Like a mother and daughter. After that one miscarriage of Rose's, early on, they hadn't ever really talked about having children. That it might have been his fault, their lack of progeny—he'd hated the disappointment of that, imagining that he might have failed her in that essential way. And he never wanted her to feel that it was her fault, either. He had assumed that, like himself, she didn't talk about it out of respect for his feelings. But perhaps it had always been there for her, he thought now. He had mostly forgotten about it, except for moments now and then when he found himself imagining what Rose's child would have looked like, a replica of her, her childhood all over again, replayed for him like a favorite piece of music.

But that wasn't quite right, was it? Hadn't he thought, too, that they didn't need a child? Hadn't he thought there might be less of Rose for him if there were a baby, someone who could possess Rose in ways Conrad himself would never know? The sheer ugliness of that thought made him feel shrunken now, cut down.

In Hero, in that lost girl, what had Rose found?

Had he not known half of it? What had he missed?

He returned his eyes to Betty's face and saw instead back into his life, to a bridge there that collapsed into rushing waters, no passage across.

“Well,” Betty said quietly after a minute, seeing his expression. “We always find out too late, don't we?”

CONRAD BACKED AWAY
, let her stand there, her head bowed. He closed the gate quietly behind him, walked carefully to his loft. A handful of his pigeons were there, waiting on the landing board in the chalky light of early dusk, looking at him. “I forgot all about you,” he said aloud, startled. How could he have done that?

He put the lost pigeon in one of the open roost compartments, where it could leave if it had a mind to, though he didn't think it could fly very far—if at all now—with that wing. He moved to fetch grain, fed his own pigeons as they came in now, perhaps seeing him there below. They dropped one by one to the landing board after circling the roof. He began to shut them in, counting them in his head. “I'm sorry,” he said to them. “I've never done that before. Forgotten you.”

And then he realized finally, as he counted, who was missing—one missing. The archangel. He stopped, breathing hard. Where was the archangel? He stepped backward over the grass before the loft, scanned the sky, the dark clouds. Nothing.
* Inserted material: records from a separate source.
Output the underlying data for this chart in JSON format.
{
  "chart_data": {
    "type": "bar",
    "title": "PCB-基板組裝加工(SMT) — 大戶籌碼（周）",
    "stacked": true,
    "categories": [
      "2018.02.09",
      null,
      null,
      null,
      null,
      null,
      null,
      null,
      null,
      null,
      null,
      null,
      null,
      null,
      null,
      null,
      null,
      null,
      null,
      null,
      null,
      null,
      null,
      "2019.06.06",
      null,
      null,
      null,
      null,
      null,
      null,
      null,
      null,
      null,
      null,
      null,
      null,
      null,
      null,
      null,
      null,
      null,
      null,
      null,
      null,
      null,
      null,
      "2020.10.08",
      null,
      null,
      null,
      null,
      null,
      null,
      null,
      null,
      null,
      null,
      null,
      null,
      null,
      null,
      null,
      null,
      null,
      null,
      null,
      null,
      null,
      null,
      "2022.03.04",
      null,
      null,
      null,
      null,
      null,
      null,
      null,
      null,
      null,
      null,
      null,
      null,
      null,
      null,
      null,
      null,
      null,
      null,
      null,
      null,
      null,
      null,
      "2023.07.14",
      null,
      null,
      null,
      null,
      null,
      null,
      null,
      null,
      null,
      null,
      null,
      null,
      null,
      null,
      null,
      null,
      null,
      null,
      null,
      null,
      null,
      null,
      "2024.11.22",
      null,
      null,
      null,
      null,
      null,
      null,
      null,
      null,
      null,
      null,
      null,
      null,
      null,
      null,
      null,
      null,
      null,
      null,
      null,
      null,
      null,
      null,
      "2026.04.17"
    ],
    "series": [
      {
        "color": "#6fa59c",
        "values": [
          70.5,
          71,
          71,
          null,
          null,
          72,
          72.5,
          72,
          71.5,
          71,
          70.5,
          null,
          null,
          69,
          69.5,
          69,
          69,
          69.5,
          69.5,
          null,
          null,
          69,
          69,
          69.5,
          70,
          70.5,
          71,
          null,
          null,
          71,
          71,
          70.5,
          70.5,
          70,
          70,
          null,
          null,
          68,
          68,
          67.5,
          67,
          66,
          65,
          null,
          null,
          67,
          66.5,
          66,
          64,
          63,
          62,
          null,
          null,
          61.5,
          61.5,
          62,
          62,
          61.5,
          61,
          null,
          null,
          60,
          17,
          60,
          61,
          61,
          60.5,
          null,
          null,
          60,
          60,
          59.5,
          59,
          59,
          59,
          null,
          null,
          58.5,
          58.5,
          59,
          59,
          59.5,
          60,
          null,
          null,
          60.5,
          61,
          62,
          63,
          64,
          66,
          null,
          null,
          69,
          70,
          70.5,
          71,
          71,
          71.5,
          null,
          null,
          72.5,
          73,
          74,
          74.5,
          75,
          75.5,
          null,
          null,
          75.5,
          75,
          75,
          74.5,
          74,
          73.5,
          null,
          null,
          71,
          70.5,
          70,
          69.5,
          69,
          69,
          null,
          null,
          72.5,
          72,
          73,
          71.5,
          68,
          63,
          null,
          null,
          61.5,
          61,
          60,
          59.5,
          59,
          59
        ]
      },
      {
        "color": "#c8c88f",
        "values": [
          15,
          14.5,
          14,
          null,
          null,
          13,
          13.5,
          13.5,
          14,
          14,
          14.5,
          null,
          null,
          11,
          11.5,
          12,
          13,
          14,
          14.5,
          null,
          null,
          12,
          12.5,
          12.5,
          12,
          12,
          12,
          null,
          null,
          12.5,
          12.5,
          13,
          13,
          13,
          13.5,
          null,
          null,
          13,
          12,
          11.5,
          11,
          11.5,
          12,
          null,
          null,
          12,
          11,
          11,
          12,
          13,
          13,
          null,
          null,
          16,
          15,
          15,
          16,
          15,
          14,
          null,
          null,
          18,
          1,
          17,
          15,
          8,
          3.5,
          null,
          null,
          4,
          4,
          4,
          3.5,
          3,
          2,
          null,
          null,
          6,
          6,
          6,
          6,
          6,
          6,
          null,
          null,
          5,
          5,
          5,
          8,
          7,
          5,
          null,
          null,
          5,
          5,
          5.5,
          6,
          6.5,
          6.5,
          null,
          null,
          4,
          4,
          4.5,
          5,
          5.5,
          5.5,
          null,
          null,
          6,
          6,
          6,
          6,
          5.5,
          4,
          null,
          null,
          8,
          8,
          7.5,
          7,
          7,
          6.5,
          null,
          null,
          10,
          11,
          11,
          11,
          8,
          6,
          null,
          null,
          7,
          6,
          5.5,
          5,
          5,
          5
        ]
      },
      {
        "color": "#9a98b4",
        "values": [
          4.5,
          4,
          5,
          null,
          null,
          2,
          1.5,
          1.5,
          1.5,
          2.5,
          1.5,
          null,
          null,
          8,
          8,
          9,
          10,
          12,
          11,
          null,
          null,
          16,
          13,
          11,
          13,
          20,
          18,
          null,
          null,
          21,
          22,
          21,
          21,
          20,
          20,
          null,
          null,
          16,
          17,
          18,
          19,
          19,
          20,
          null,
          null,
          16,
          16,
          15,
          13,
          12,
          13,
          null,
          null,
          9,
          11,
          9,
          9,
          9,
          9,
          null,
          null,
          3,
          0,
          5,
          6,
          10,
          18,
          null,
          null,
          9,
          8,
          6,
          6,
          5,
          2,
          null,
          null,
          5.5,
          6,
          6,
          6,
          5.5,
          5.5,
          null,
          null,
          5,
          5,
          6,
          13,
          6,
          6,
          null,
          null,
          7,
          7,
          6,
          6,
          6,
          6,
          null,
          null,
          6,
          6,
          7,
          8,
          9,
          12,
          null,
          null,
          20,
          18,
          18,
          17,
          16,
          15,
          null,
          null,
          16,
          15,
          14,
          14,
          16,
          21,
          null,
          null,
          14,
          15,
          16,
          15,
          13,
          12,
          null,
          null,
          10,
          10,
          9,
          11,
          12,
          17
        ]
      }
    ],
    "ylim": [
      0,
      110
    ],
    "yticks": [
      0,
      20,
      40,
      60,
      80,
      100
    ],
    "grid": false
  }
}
Conrad waited a long time, standing in the growing cool of the early evening. Betty Barteleme vanished from his garden as though she, too, like Lemuel, like the angel, had been only a spirit. He waited awhile and then, fearful of climbing back up to the house as it grew dark, began to hurry up the hill.

The bird never appeared, never came home. Not that afternoon, nor that night, nor the next day, nor any day after that.
There was a one-eyed jack now in Conrad's roost, a pigeon that had become lost en route, had felt itself caught up and run off course by the sloping currents that crossed the country in a parabola of aching wind, and had fallen at last at Conrad's feet, a survivor whose passage had cost him an eye and a wing, part of the precious instruments that steered him home. This survivor found himself in new country now but was already assimilating the telltale signs of this new place, the angle of the terra-cotta roof, the arm of the silver river curled around something precious, the precise geology of this changed world.